At the May and June trustee meetings, a number of new issues were presented and discussed. In May, an initial design for adding entrance steps at the Southampton Arts Center were presented by Siamak Samii. The steps would be located to the west of the existing building entrance on Jobs Lane, thereby opening up the lawn to the street on the west side of the Center. The board appeared to support the concept but no decision was made. A plan to establish a valet parking service was briefly outlined to relieve congestion in the Village business district. Also, the possible rezoning of North Sea Road to permit additional retail uses was discussed.
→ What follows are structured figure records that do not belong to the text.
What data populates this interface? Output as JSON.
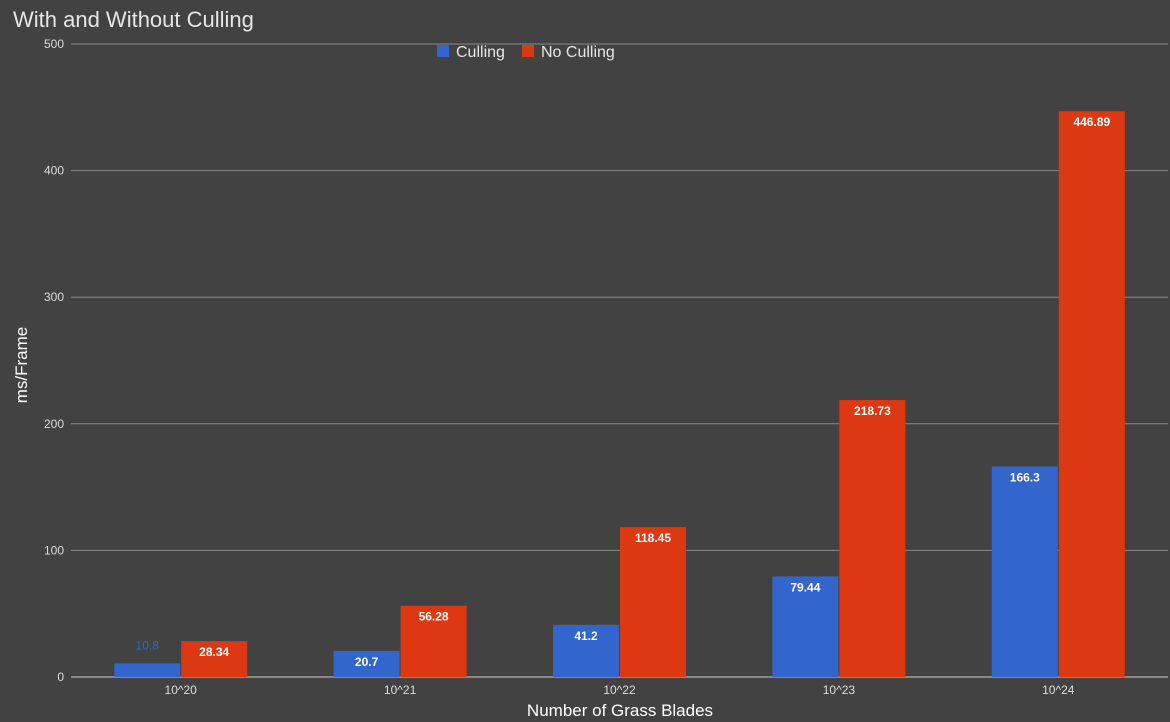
{
  "chart_data": {
    "type": "bar",
    "title": "With and Without Culling",
    "xlabel": "Number of Grass Blades",
    "ylabel": "ms/Frame",
    "categories": [
      "10^20",
      "10^21",
      "10^22",
      "10^23",
      "10^24"
    ],
    "series": [
      {
        "name": "Culling",
        "color": "#3366cc",
        "values": [
          10.8,
          20.7,
          41.2,
          79.44,
          166.3
        ]
      },
      {
        "name": "No Culling",
        "color": "#dc3912",
        "values": [
          28.34,
          56.28,
          118.45,
          218.73,
          446.89
        ]
      }
    ],
    "ylim": [
      0,
      500
    ],
    "yticks": [
      0,
      100,
      200,
      300,
      400,
      500
    ],
    "grid": true,
    "legend": "top-center",
    "background": "#424242",
    "gridColor": "#8a8a8a"
  }
}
The Board referred the matter to the Planning Commission for guidance.
In May, SHA member Bruce Bockmann again addressed the trustees on the issue of water run-off and flooding in many residential areas leading to Gin and Meadow Lanes. For new construction in these areas, FEMA requires the first floor to be elevated above the flood zone. Since our building department does not require any deduction or limit on the maximum height of the proposed house (unlike other communities) , the resulting new structures are towering over their neighbors. Not only is this creating a visual impact, but water runoff is affecting adjacent properties and streets. The trustees are continuing to study the issue with the building department. At the June 12th meeting, Jay Diesing presented a report prepared by East Hampton consultant, Lisa Liquori. The report compared zoning on the East End by municipality. In summary, Southampton Village generally has the most generous provisions in each of the key zoning parameters (particularly for lots of approximately 1 acre or less). This is a key driving factor for the active spec development of our Village. The trustees acknowledged some of the concerns outlined and asked that we present the report to the Planning Commission, which we did in early July. Our code and process needs to be adjusted and we will continue to take necessary action to curtail the out-of-scale building which is destroying the charm of many neighborhoods.
A decision was reached in June approving the demolition of the house located on part of the Pond Lane property once occupied by Pyrrus Concer. The details were not immediately available, but the Mayor indicated a process will be set up to try and identify and preserve any historic items which might be found during the demolition (the structure was not deemed to be historic.).
At the Architectural Review Board (ARB), an application was quickly approved for a new house at 40 Meadow Lane, site of one of the earliest summer cottages on the East End, “A-Wee-Ly-Moor.” We asked members to attend the July 14th ARB meeting to appeal to have this application re-opened. The proposed modern glass structure needs to be presented in the context of its Historic District location and to be fully vetted by the board and the public before being approved.
Lastly, at our schools, Southampton and Tuckahoe have begun to prepare for a revote in November on the merger of the two districts. We will report to you on further details as soon as they become available.